Al cabo de otros dos meses, en que ni siquiera descansaron en los días festivos, la hormigonera se había convertido en parte de mi vida, esperaba con ansiedad que encendieran su motor eléctrico y que comenzara la interpretación, era la única forma de iniciar el viaje interior a través del cual había llegado a descubrir la esencia de mi verdadera identidad. Los golpes y demás ruidos ya me daban igual, estaba acostumbrado a ellos, ya ni siquiera me sobresaltaban en los momentos de máxima concentración, formaban parte de aquella peculiar banda sonora que se había instalado en mi vida.

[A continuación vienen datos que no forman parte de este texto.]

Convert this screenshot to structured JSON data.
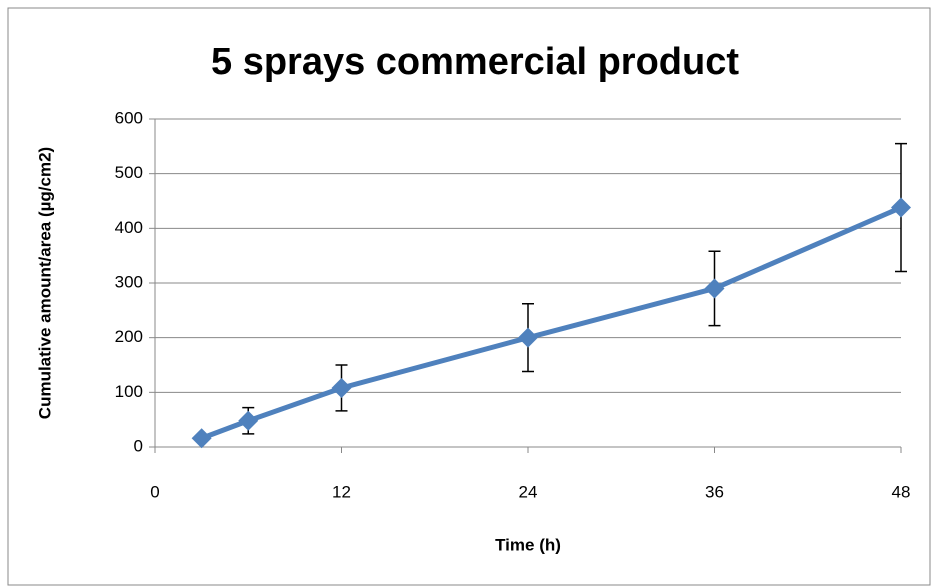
{
  "chart_data": {
    "type": "line",
    "title": "5 sprays commercial product",
    "x_label": "Time (h)",
    "y_label": "Cumulative amount/area (µg/cm2)",
    "x": [
      3,
      6,
      12,
      24,
      36,
      48
    ],
    "values": [
      16,
      48,
      108,
      200,
      290,
      438
    ],
    "errors": [
      5,
      24,
      42,
      62,
      68,
      117
    ],
    "color": "#4f81bd",
    "xlim": [
      0,
      48
    ],
    "xticks": [
      0,
      12,
      24,
      36,
      48
    ],
    "ylim": [
      0,
      600
    ],
    "yticks": [
      0,
      100,
      200,
      300,
      400,
      500,
      600
    ],
    "grid": true
  }
}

Un día la obra se terminó y el silencio volvió al hogar. No podía soportarlo. Daba igual poner la radio, siempre me ha horrorizado escuchar música (tampoco comprendo esa pasión humana por la música). Me encontré vacío y sin ningún medio que llenara tanto silencio. De entre todos los ruidos, el que más añoraba era el de la hormigonera, a veces incluso me sorprendí a mí mismo tratando de imitarlo con gruñidos guturales que me brotaban de la garganta como algo espontáneo, casi inconsciente. Me sentía terriblemente solo. Así hasta que otro día escuché pasos en el piso de arriba. Presté atención a los indicios sonoros tratando de interpretarlos: ¿serían por fin los nuevos inquilinos? Al poco rato empezaron los gemidos y los gritos de placer. Al principio me provocaron cierto sobresalto. Hoy ya me he acostumbrado a ellos, tanto que, cuando se van de vacaciones y dejan el piso solo, los echo de menos. A veces me sorprendo a mí mismo tratando de imitar esos mismos jadeos de placer. De cuando en cuando suelto también algún ladrido, para disimular. Mejor que no se note mucho qué clase de perro soy.